In this paper, viscometry, yield stress, and small shear strain oscillation experiments on monomethylhydrazine gels are presented. The goal is to define a gel formulation with a measurable yield stress under low-shear conditions and shear-thinning behavior at shear rates representative of typical rocket injectors. Hydroxypropylcellulose, fumed silica, and a hybrid of the two materials are investigated as gelling agents for monomethylhydrazine. The two gel formulations that included hydroxypropylcellulose exhibited similar shear-thinning behavior with power-law flow indices of similar to 0.1 to 0.2. The pure fumed silica gel samples exhibited highly shear-thinning behavior with negative power-law flow indices indicative of thixotropic behavior.
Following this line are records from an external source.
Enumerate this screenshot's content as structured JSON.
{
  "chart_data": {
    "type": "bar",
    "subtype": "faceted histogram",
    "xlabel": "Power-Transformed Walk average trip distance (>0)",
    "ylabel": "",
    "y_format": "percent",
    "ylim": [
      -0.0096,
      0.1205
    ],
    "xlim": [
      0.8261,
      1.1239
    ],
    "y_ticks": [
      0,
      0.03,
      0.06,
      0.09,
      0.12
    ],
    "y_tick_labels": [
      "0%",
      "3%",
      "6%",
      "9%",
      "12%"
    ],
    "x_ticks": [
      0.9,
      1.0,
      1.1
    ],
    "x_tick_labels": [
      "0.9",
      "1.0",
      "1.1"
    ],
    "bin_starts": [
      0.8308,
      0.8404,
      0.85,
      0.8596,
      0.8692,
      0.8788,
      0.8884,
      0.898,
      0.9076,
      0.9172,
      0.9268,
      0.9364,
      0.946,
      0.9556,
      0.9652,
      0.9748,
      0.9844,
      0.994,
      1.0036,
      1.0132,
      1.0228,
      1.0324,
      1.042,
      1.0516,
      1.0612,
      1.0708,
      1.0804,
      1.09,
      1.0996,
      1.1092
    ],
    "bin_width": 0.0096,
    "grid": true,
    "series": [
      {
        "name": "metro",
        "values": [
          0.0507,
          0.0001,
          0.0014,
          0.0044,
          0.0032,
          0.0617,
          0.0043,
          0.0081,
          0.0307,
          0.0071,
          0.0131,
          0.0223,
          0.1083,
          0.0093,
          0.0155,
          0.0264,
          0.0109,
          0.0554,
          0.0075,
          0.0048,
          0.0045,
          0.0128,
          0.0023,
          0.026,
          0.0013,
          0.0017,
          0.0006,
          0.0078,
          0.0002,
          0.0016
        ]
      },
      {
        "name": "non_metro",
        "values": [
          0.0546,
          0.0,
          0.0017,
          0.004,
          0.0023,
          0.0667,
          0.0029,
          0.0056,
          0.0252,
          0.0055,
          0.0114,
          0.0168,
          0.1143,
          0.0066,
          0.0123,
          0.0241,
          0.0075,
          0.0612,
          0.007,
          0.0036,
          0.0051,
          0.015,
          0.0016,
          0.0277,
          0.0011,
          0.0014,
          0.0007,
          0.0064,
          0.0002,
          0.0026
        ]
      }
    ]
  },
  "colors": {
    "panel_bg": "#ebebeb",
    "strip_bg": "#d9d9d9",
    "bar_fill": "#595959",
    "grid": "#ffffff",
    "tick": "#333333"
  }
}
Tests performed after a preshear cycle showed shear-thinning power-law flow indices of similar to 0.3. Unlike the pure hydroxypropylcellulose and hybrid gels, the fumed silica gel exhibited a well-defined, measureable yield stress. Small-strain oscillatory experiments showed that hydroxypropylcellulose and hybrid gels behave like linear viscoelastic liquids below a critical strain value, whereas the fumed silica gel behaves like a viscoelastic solid with a distinguishable yield stress. The phase angle of these gelled propellants is also discussed as a function of frequency, as are the implications of these results to the physical processes of interest.